Temperature is not a remedy
A reflexive objection from practitioners familiar with LLM configuration holds that increasing sampling temperature would attenuate these distributional biases by flattening the probability landscape from which characters are drawn. Irregular’s empirical results are unambiguous in refuting this intuition. Testing conducted at temperature 1.0, the maximum setting on Claude, produces no statistically meaningful improvement in effective entropy. The character-position biases are encoded in model weights, not in sampling parameters, and temperature modulation operates downstream of those weight-instantiated distributions.
Separately, Kaspersky’s Data Science Team Lead Alexey Antonov conducted a complementary investigation analyzing 1,000 passwords generated by ChatGPT, Meta’s Llama, and DeepSeek. The character-frequency histograms disclosed pronounced non-uniformity across all three models: ChatGPT exhibits a systematic preference for the characters x, p, and L; Llama for the hash symbol and the letter p; DeepSeek for t and w. At temperature 0.0, Claude produces the identical string on every invocation. These findings are consistent across different model families and measurement methodologies, corroborating the structural rather than incidental nature of the vulnerability.
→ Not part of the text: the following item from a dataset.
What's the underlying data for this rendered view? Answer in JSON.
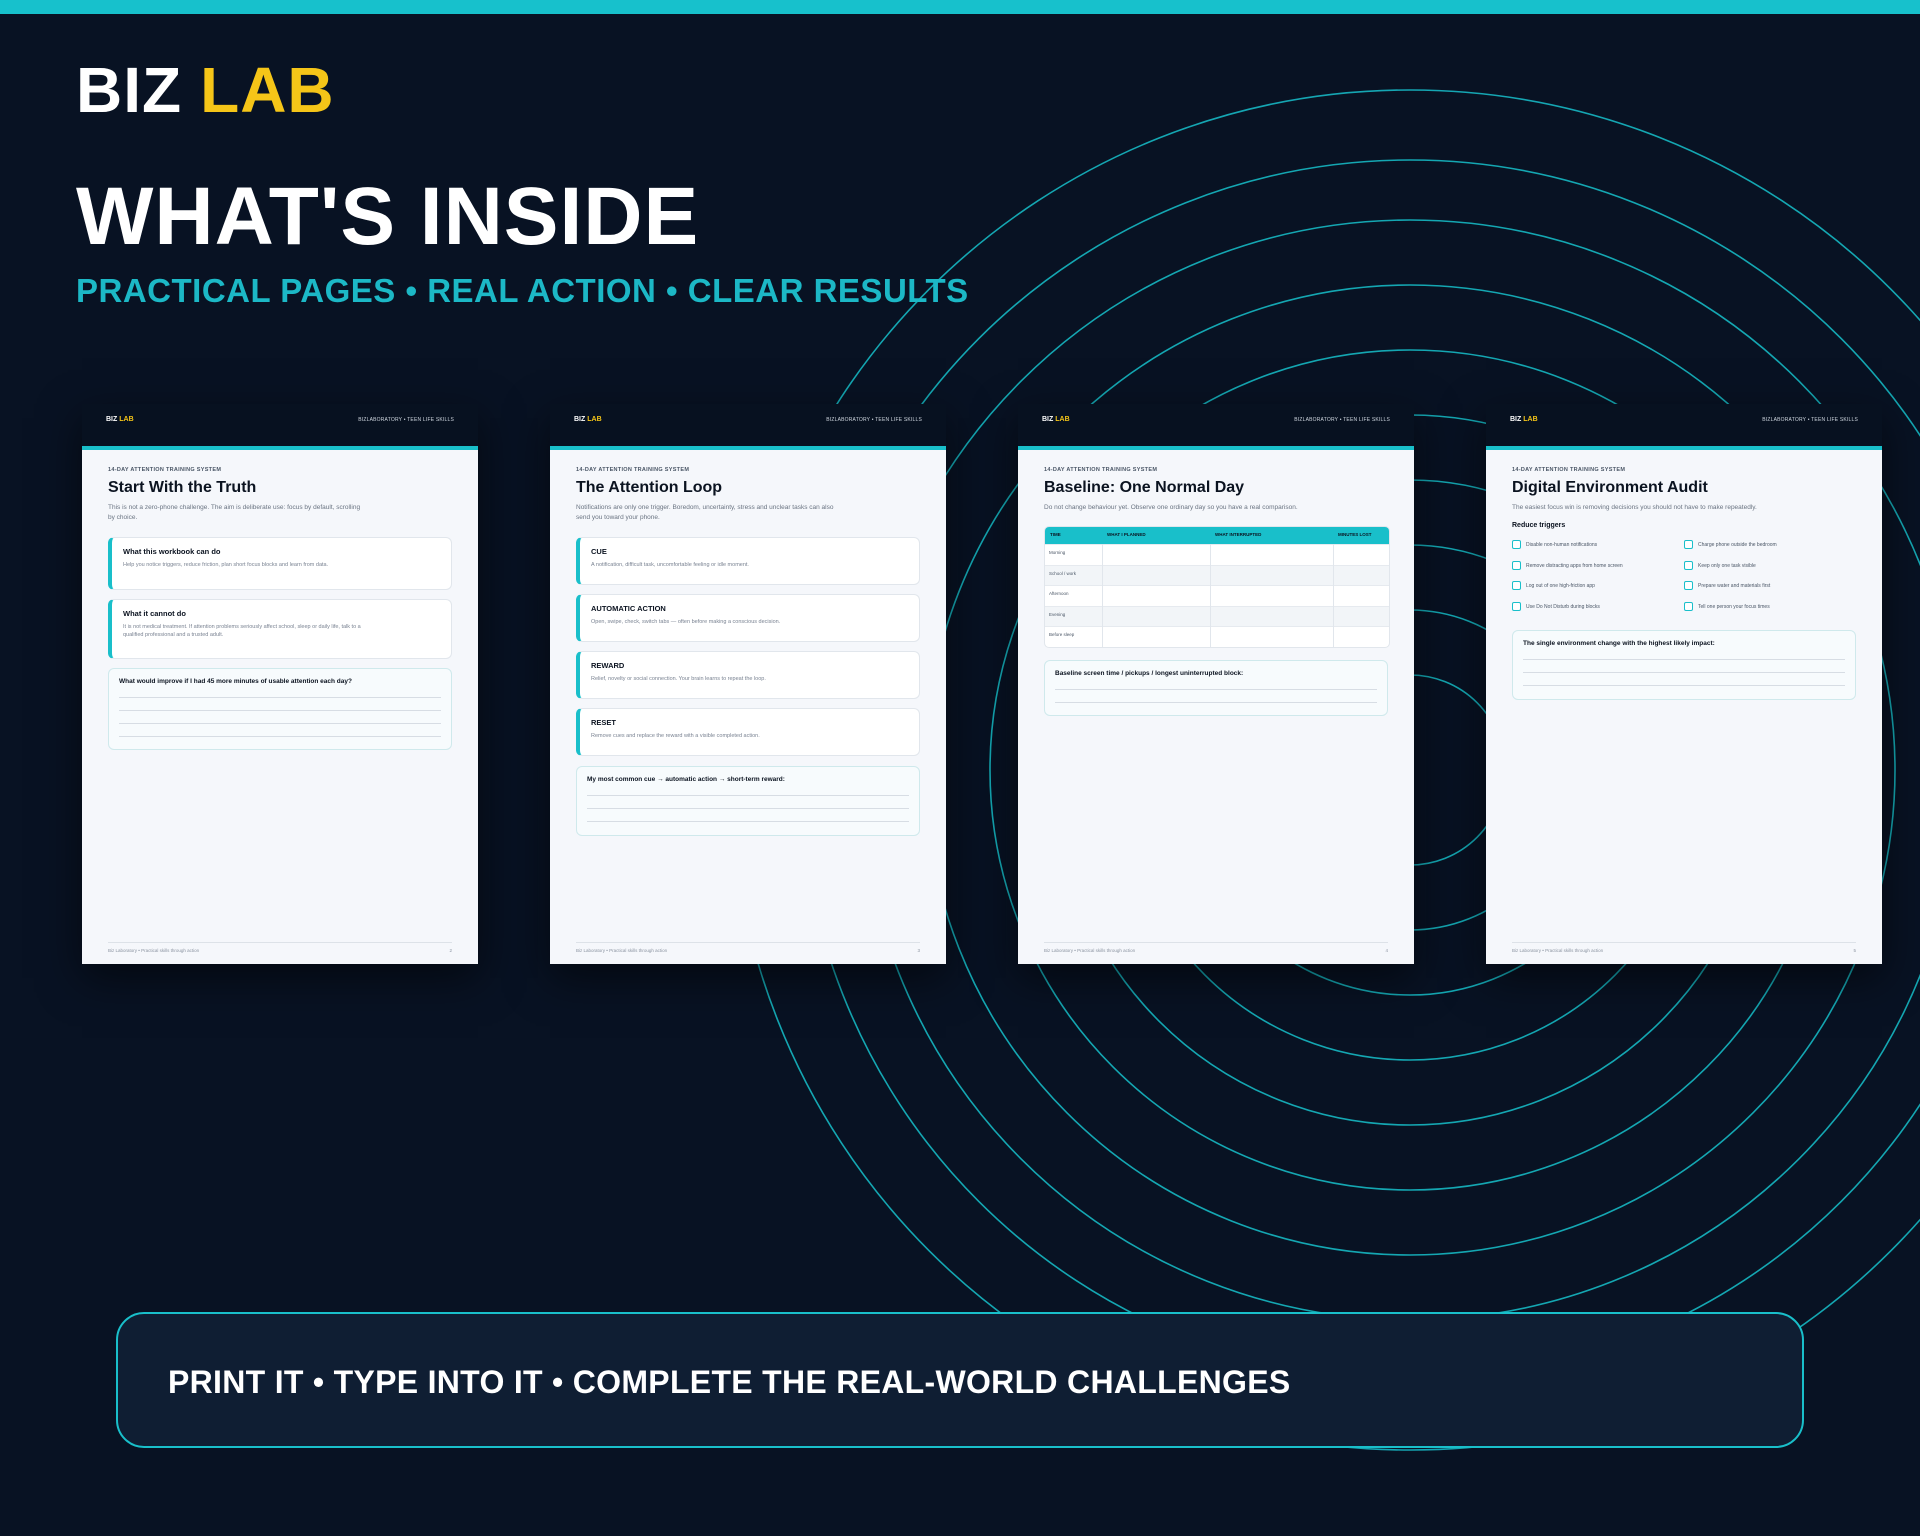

The practical corollary is that an adversary who has identified the LLM used to generate a target credential need not attempt exhaustive brute-force against a 94^16 keyspace. They can construct a model-specific attack dictionary, ordering candidates by their empirical generation frequency, and execute a probabilistically optimized search against a keyspace several orders of magnitude smaller. Kaspersky’s cracking tests found that 88 percent of DeepSeek passwords and 87 percent of Llama passwords failed to withstand targeted attack, as did 33 percent of ChatGPT passwords, all using standard GPU hardware.